According to the Maldives Surfing Association, three Israeli tourists were responsible for a physical attack on their local surf-guide, Ali Rehan Mohamed, at Thanburudhoo Point in September this year. The guide told the men they needed to respect surfing etiquette in the water, leading to the incident. The incident became a police matter and the tourists were forced to return home early, sadly without repercussion for their actions. The Association also notes that a number of other altercations have happened throughout the 2015 surf season, all without consequence.
I have travelled to a small village in the west coast of Bali for an annual surf trip nearly every year since 2008 and this year I lived in the Maldives. I spent every single weekend of those seven months I lived there staying at a particular island and surfing waves all around the northern atolls (islands). And not once have I ever had an altercation with a local in Indonesia or the Maldives. In fact, my experience has been quite the opposite. I have made great friends with locals in both these places, I’ve stayed at their family’s houses, had traditional seafood barbeques and dinners put on for me, have been invited to local weddings and ceremonies and have been shown around the lesser known places on these beautiful islands. This is what travelling is about. Follow my tips to ensure you know how to make friends with locals in the line up and it could just better your whole surf trip experience.
Number 1 RESPECT – it’s a small word that goes a very, very long way. Without it you won’t get far, especially if you plan on visiting small villages or islands where local’s presence is strong. As surfers we sometimes visit places less travelled, where seeing Western foreigners is still a raw thing.
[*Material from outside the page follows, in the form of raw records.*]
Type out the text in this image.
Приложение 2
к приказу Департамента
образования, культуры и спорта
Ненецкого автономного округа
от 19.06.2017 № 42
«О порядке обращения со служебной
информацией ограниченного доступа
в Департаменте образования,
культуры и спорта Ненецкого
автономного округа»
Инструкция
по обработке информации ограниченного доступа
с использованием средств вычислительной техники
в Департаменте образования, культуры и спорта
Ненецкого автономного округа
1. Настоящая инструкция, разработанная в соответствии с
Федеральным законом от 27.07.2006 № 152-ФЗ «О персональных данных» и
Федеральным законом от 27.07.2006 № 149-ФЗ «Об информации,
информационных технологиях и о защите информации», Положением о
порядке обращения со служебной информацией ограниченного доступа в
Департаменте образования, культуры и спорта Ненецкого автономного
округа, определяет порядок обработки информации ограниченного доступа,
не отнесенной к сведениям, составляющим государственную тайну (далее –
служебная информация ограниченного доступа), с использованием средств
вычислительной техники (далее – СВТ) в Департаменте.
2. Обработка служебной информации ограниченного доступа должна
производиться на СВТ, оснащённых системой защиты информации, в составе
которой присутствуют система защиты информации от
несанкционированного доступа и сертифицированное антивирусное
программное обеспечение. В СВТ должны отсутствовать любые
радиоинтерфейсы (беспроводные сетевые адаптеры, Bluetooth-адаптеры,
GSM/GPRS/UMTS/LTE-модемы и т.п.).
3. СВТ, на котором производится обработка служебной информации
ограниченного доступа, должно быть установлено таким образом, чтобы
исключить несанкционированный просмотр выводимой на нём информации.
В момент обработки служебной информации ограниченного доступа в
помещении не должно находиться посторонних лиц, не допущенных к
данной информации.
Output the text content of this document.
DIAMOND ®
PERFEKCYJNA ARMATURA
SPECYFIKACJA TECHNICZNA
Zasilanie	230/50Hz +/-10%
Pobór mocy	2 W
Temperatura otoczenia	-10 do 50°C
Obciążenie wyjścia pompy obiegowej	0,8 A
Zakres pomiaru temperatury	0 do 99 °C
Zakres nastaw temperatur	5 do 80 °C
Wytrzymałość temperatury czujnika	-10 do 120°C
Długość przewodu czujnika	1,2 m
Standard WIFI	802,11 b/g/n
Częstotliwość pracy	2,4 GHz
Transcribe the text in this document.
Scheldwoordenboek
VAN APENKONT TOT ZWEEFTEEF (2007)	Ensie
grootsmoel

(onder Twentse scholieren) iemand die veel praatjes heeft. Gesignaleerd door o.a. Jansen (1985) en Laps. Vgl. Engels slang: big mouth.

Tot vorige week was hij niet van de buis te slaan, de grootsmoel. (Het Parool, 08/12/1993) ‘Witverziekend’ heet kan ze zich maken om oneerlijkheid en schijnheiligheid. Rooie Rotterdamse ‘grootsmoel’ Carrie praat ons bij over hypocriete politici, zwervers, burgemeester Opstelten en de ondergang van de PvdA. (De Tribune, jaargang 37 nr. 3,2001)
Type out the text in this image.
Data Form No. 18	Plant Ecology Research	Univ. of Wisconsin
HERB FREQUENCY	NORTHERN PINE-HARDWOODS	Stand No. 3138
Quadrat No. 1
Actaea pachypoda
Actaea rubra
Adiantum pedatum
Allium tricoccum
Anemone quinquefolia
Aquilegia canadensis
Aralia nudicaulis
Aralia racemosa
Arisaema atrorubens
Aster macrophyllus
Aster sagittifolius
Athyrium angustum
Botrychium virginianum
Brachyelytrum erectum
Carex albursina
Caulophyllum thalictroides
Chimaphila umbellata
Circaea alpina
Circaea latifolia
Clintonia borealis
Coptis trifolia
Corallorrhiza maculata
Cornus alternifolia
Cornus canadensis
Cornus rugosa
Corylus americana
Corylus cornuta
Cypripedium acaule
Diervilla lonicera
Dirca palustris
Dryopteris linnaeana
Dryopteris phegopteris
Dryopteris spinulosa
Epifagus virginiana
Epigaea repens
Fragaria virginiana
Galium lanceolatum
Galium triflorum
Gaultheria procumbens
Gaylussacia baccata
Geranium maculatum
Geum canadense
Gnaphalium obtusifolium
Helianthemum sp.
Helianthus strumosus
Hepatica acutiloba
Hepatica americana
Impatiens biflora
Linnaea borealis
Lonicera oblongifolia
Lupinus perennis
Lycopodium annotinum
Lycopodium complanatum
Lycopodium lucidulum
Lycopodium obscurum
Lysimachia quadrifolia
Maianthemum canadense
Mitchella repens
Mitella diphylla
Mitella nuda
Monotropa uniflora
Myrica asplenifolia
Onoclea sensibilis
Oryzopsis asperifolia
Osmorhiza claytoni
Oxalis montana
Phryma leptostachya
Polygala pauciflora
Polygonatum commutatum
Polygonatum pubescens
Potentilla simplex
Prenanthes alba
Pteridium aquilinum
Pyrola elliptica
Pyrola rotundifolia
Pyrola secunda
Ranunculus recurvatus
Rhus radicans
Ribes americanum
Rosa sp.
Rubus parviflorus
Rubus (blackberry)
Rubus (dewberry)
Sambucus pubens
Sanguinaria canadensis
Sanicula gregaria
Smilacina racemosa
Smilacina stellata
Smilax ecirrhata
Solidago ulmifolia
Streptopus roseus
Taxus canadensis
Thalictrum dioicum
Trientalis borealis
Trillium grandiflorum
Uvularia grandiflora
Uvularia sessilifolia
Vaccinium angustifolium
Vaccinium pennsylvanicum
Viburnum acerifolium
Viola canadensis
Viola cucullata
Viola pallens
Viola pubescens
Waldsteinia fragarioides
In these places, respect is especially a must.
Always be friendly.It never hurts to smile, say hello and be friendly and polite both in and out of the water. This is how you make new friends and do your bit to positively contribute to the image of Western travellers that locals may hold.
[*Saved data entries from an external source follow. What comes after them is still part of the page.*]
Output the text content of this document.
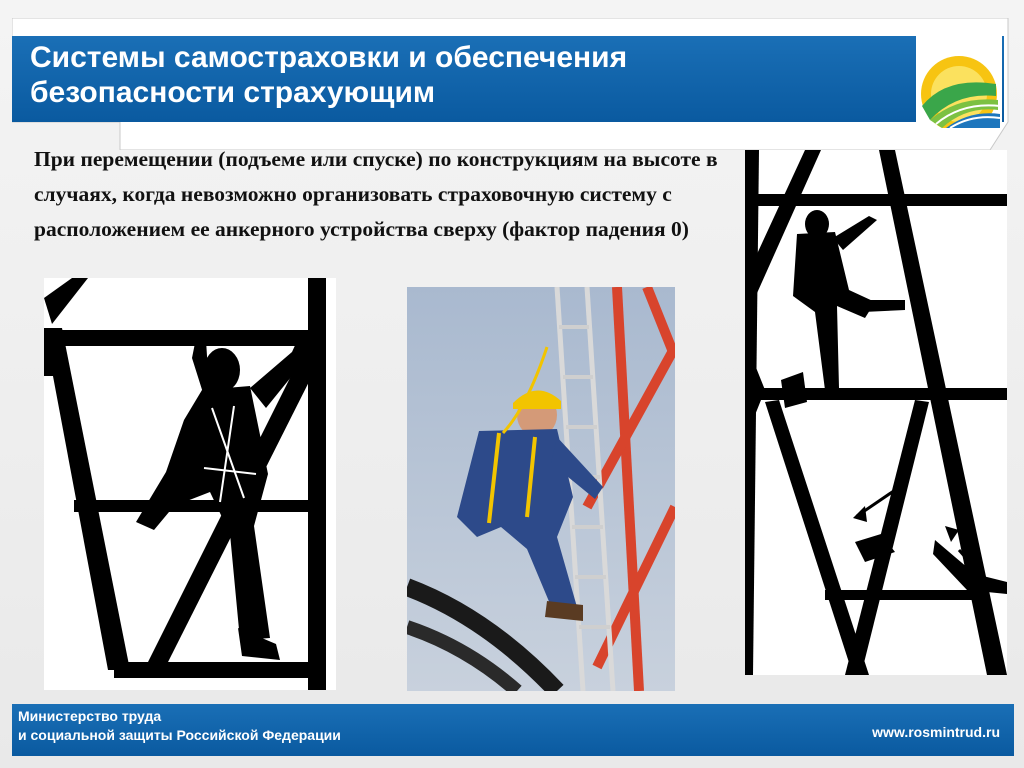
Системы самостраховки и обеспечения
безопасности страхующим
При перемещении (подъеме или спуске) по конструкциям на высоте в случаях, когда невозможно организовать страховочную систему с расположением ее анкерного устройства сверху (фактор падения 0)
Министерство труда
и социальной защиты Российской Федерации	www.rosmintrud.ru
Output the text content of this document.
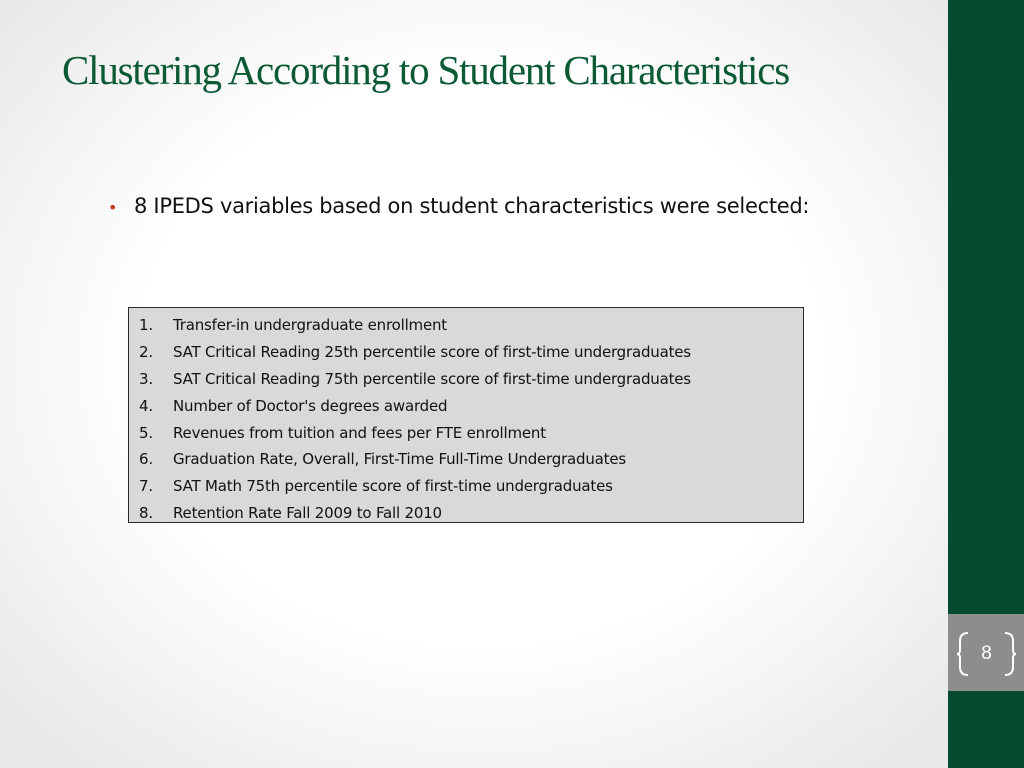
8
Clustering According to Student Characteristics
• 8 IPEDS variables based on student characteristics were selected:
1.	Transfer-in undergraduate enrollment
2.	SAT Critical Reading 25th percentile score of first-time undergraduates
3.	SAT Critical Reading 75th percentile score of first-time undergraduates
4.	Number of Doctor's degrees awarded
5.	Revenues from tuition and fees per FTE enrollment
6.	Graduation Rate, Overall, First-Time Full-Time Undergraduates
7.	SAT Math 75th percentile score of first-time undergraduates
8.	Retention Rate Fall 2009 to Fall 2010
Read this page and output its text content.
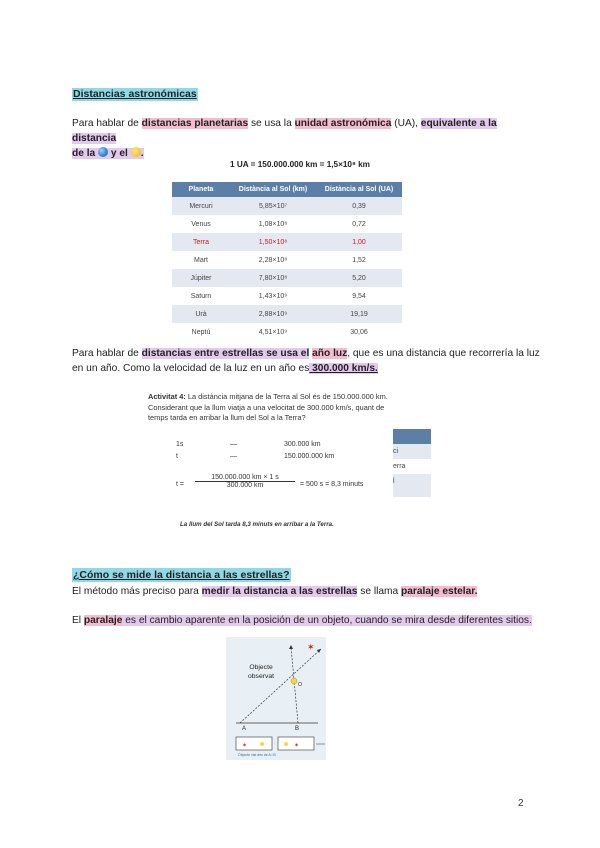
Distancias astronómicas

Para hablar de distancias planetarias se usa la unidad astronómica (UA), equivalente a la distancia

de la  y el .

1 UA = 150.000.000 km = 1,5×10⁸ km
Planeta	Distància al Sol (km)	Distància al Sol (UA)
Mercuri	5,85×10⁷	0,39
Venus	1,08×10⁸	0,72
Terra	1,50×10⁸	1,00
Mart	2,28×10⁸	1,52
Júpiter	7,80×10⁸	5,20
Saturn	1,43×10⁹	9,54
Urà	2,88×10⁹	19,19
Neptú	4,51×10⁹	30,06

Para hablar de distancias entre estrellas se usa el año luz, que es una distancia que recorrería la luz

en un año. Como la velocidad de la luz en un año es 300.000 km/s.

Activitat 4: La distància mitjana de la Terra al Sol és de 150.000.000 km.

Considerant que la llum viatja a una velocitat de 300.000 km/s, quant de

temps tarda en arribar la llum del Sol a la Terra?

1s	—	300.000 km
t	—	150.000.000 km
$t = \frac{150.000.000 km \times 1 s}{300.000 km} = 500$ s = 8,3 minuts
ci
erra
l
La llum del Sol tarda 8,3 minuts en arribar a la Terra.
¿Cómo se mide la distancia a las estrellas?

El método más preciso para medir la distancia a las estrellas se llama paralaje estelar.

El paralaje es el cambio aparente en la posición de un objeto, cuando se mira desde diferentes sitios.

✶
✶	✶
Objecte
observat
A	B
Objecte vist des de A i B
2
Choose your attitude. Consciously choosing how you conduct yourself both in and out of the water will determine how you are in fact treated in return. Go out in the water with surfer’s greed and I am sure you will not be welcomed by the people around you. On the other hand, giving a hoot or even giving waves away may mean that eventually locals will call you into the better waves…Try it.
Have a laugh. Whether it’s at your own expense or making a joke of something in the lineup, laughing is one of the best ways to connect with people. It’s also a good icebreaker in the water and can change the feel of a whole surf.
Give compliments. Be nice! Compliment people. It’s not a competition and I hate to break it to you people but you are not Kelly Slater, therefore you do not need to catch every single wave. Rather pay forward compliments when they are due and again you might make new friends and be welcomed to surf with the locals.
Learn. This is the biggest thing I like to do when I am a traveller. Whether it’s learning a few words in the local language, trying different foods, seeing how other people live or learn a different way of doing something that you have done your entire life. Learning is key to travel. Taking interest in the lives of locals may mean that you are invited to things that not many other tourists have been. You will see life from a whole new perspective and best of all leave your trip feeling content that you made the most of your whole experience.
There’s more to a surf trip than just surfing. Many of my great friendships have started in the water. Make sure you follow my tips to ensure you know how to make friends with locals in the line up.